Example 1 and Comparative Example 1
<Preparation of Photosensitive Resin Composition>
Compound (B-1) having an alkoxyalkyl group, compound (C-1) having a glycidyloxy group, and photosensitivity with respect to 100 parts by mass of the resin component (A-1 to A-2) having a phenolic hydroxyl group The compound (E: 1), the compound (E-1) having a Si-O bond, and the solvent (F-1), each having the basic acid generator (D-1) and the solvent (F-1) in the compounding amounts (unit: mass part) The solution was pressure-filtered using a 1.0 μm-hole syringe filter (manufactured by GE Healthcare Japan Ltd., trade name: Resist 30 (1.0 μm PTFE)) to obtain a photosensitive resin composition. .

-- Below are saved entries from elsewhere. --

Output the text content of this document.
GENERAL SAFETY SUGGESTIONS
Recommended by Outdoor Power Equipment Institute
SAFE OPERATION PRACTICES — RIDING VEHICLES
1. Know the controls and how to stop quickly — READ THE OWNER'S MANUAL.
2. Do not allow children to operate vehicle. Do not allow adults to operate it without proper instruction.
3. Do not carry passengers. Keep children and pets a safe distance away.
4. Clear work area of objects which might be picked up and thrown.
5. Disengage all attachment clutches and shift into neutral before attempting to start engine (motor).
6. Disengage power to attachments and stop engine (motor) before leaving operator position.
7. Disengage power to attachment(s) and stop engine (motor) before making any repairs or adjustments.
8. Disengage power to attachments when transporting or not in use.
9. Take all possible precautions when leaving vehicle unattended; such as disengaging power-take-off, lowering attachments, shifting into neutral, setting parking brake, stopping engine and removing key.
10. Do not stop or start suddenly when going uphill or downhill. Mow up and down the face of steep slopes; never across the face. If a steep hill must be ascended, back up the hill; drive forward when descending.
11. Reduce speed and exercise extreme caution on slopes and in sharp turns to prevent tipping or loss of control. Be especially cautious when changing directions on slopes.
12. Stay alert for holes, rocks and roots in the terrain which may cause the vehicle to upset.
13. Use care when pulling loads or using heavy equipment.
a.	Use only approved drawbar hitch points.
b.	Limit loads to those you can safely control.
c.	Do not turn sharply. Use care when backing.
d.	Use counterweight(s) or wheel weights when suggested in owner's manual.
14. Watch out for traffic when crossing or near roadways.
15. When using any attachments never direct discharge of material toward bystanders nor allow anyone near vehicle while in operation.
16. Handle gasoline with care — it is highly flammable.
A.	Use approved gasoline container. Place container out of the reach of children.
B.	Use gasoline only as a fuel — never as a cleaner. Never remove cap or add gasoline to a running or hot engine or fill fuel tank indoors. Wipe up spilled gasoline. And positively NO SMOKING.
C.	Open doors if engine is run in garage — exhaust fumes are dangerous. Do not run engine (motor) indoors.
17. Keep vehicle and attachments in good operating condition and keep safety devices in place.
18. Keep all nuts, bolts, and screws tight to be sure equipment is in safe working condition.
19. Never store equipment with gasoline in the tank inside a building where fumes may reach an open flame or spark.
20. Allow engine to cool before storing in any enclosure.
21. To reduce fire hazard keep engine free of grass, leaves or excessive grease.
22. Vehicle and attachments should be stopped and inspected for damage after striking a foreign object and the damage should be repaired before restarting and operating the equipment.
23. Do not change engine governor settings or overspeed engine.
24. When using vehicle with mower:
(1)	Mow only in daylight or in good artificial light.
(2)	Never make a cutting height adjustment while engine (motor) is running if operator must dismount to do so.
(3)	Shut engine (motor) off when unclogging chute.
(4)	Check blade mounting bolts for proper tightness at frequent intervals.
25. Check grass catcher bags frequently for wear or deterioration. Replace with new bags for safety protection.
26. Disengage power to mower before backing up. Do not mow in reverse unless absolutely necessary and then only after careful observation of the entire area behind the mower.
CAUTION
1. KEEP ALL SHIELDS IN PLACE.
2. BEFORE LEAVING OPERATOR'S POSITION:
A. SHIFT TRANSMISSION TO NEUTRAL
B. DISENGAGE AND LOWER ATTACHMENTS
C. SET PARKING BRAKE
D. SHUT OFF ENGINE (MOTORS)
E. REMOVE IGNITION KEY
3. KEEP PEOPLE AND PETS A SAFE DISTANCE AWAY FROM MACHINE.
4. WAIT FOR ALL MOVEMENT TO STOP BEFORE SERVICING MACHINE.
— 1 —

The abbreviations in Table 1 are as follows.
A-1: Novolak resin having a cardophenol-modified site (manufactured by Gunei Chemical Industry Co., Ltd., trade name: FR-CR-006, weight average molecular weight: 15100)
A'-1: cresol novolak resin (Asahi Organic Material Co., Ltd., trade name: TR4020G, weight average molecular weight: 13,000)
B-1: 1,3,4,6-tetrakis (methoxymethyl) glycoluril (manufactured by Sanwa Chemical Co., Ltd., trade name: Nicalac MX-270)
C-1: trimethylolpropane triglycidyl ether (manufactured by Nagase ChemteX Co., Ltd., trade name: EX-321L)
D-1: Triarylsulfonium salt (San-Apro Co., Ltd., trade name: CPI-310B, anion: tetrakis (pentafluorophenyl) borate)
E-1: 3-glycidoxypropyl trimethoxysilane (manufactured by Shin-Etsu Chemical Co., Ltd., trade name: KBM-403)
F-1: Propylene glycol monomethyl ether acetate (manufactured by Wako Pure Chemical Industries, Ltd., trade name: acetic acid 2-methoxy-1-methylethyl)

<Evaluation of resolution>
The photosensitive resin composition was spin-coated on a 6-inch silicon wafer, and heated on a hot plate at 120 ° C. for 3 minutes to form a coating having a thickness of 5 μm. Using the i-line stepper (FPA-3000iW, manufactured by Canon Inc.), reduction coating exposure was performed on the produced coating film through an i-line (365 nm) through a mask. As a mask, a mask having a pattern in which the width of the exposed portion and the unexposed portion is 1: 1 is used in an interval of 2 μm: 2 μm to 30 μm: 30 μm. The exposure amount is in the range of 100~1100mJ / cm ^2, was subjected to the reduction projection exposure while changing by 100 mJ / cm ^2.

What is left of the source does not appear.